The interest in iPS cells, in particular, isn't confined to academia. “Across the industry, this is an area where there is likely to be increased opportunity for young people,” says Ruth McKernan, chief scientific officer for Neusentis, a subsidiary of Pfizer based in Cambridge, UK, that conducts the company's stem-cell and regenerative medicine work. The same techniques and science underpin iPS cell biology, so experience working with human ES cells is of increasing value to the pharmaceutical industry, says McKernan.

Get broad training

The basic intellectual tool kit for scientists entering the field includes a good grounding in cell and molecular biology and some understanding of developmental biology — typical components of undergraduate and graduate programmes. Kamp adds that researchers can make themselves more marketable by honing expertise in techniques beyond cell culture, such as advanced imaging technologies, or metabolomics, the systematic study of all the metabolites present in a cell, tissue, organ or organism.

Although these subjects can be studied in many departments of biology, several institutes now have more targeted programmes. In addition to Stanford's nascent stem-cell PhD, the Sackler Institute of Graduate Biomedical Sciences at New York University School of Medicine is now offering its PhD students a track specializing in stem-cell biology. The Sackler programme has been helped greatly by a $1.9-million training grant from the state's stem-cell initiative, says Joel Oppenheim, the senior associate dean for biomedical sciences at the school of medicine. His students, he notes, have not been deterred by the uncertainty around NIH funding. For them, stem-cell research “is sort of the new hot buzz topic”, he says.

The University of Minnesota in Minneapolis now offers a master's degree in stem-cell biology. And Dan Kaufman, associate director of the university's stem-cell institute, says that he hopes it will become a fully fledged PhD in stem-cell biology.
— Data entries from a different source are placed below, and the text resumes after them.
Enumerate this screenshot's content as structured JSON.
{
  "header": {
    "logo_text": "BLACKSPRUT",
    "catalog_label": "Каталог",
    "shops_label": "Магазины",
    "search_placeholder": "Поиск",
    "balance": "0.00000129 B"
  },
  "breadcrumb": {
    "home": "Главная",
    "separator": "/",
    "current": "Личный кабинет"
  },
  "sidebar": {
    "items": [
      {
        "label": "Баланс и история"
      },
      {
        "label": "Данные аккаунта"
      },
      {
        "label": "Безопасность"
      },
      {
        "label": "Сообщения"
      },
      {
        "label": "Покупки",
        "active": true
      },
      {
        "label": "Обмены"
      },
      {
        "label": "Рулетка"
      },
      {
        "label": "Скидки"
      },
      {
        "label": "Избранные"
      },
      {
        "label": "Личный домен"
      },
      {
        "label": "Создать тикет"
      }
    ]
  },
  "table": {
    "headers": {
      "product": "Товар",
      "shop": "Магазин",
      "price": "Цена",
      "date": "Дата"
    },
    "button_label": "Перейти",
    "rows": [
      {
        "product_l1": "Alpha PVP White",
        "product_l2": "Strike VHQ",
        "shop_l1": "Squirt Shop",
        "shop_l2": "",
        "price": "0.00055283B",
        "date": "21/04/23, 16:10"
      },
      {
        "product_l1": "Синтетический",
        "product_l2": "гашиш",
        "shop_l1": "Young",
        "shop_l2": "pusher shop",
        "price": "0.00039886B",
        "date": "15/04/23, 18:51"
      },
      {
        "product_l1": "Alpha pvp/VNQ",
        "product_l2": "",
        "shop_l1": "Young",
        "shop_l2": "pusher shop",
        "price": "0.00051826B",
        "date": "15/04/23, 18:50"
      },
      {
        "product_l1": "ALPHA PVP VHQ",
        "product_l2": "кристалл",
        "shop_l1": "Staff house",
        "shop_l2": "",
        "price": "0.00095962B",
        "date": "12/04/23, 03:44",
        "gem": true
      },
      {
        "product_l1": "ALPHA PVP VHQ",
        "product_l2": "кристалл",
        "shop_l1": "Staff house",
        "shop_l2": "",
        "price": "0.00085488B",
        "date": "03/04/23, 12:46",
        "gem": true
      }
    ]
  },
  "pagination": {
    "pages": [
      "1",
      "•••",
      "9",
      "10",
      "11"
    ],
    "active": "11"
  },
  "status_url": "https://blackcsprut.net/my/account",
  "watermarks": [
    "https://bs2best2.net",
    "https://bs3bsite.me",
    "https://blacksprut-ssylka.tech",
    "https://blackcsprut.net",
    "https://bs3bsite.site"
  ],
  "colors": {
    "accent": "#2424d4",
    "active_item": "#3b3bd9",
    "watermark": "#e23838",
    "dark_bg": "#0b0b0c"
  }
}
Postgraduate programmes are also taking root outside of the United States. In Germany, the Hanover Biomedical Research School in Germany launched a three-year PhD in Regenerative Sciences in 2007 that accepts up to 20 students a year from all over the world. In Britain, The Wellcome Trust Centre for Stem Cell Research and the Medical Research Council together fund a highly competitive four-year doctoral programme at the University of Cambridge, and the University of Sheffield offers a master's degree in stem-cell biology.
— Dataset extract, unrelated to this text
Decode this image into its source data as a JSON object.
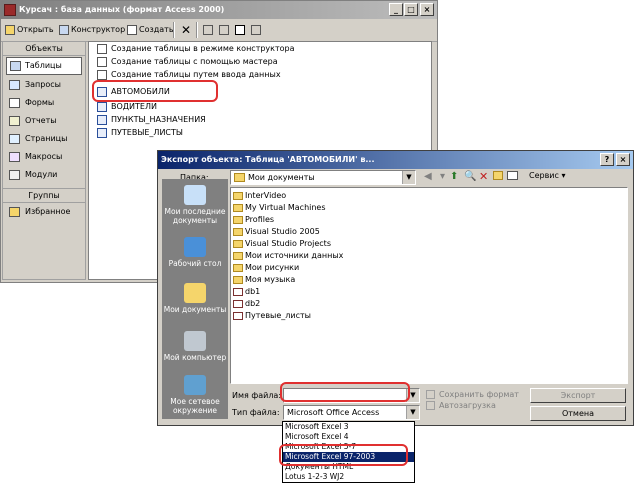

Other programmes may provide young researchers with outside-the-box opportunities as the stem-cell field matures. Consider, for instance, the emerging need for biomanufacturers with stem-cell expertise, as exemplified by a new PhD programme in stem-cell biomanufacturing at the Georgia Institute of Technology, funded by the US National Science Foundation. The programme opened its doors last year and is admitting six students per year. “If stem cells are going to move out of the lab, there will be lots of need for engineers to produce a large number of identical cells,” says Levine.
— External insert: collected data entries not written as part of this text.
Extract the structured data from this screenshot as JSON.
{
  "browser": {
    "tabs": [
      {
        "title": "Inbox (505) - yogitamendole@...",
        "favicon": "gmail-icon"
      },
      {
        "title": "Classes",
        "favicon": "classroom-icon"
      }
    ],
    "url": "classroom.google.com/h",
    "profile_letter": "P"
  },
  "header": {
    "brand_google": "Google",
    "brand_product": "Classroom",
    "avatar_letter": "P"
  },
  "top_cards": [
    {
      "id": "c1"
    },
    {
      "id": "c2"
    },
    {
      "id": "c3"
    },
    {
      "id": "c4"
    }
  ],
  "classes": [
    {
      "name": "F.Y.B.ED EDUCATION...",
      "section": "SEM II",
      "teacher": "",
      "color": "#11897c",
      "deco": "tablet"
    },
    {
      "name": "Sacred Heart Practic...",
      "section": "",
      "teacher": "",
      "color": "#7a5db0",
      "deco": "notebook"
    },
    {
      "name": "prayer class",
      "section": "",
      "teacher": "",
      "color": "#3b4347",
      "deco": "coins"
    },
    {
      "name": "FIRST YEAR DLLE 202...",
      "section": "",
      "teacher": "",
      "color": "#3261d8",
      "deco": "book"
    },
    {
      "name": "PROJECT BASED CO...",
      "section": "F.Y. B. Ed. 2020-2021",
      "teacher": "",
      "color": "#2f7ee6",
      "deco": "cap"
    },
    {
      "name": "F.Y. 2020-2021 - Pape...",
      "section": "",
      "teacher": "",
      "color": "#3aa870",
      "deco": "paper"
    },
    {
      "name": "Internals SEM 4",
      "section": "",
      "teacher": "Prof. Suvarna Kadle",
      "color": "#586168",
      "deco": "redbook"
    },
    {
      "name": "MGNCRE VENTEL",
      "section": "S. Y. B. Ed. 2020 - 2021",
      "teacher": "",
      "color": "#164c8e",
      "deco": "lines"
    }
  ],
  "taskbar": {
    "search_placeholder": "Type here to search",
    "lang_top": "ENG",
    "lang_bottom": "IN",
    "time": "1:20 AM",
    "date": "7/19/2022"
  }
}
Wherever an aspiring scientist's inclinations point, there should to be plenty of activity and opportunity, politics notwithstanding. And there is certainly plenty of interest. In the first week after Stanford announced its new PhD — and before she had posted any information about it on the Internet — Reijo Pera received 82 e-mails expressing interest in applying. “This is actually a statement that stem-cell biology and regenerative medicine are here to stay,” she says. “It is a discipline with unique skills and training. It is a real entity, not hype.”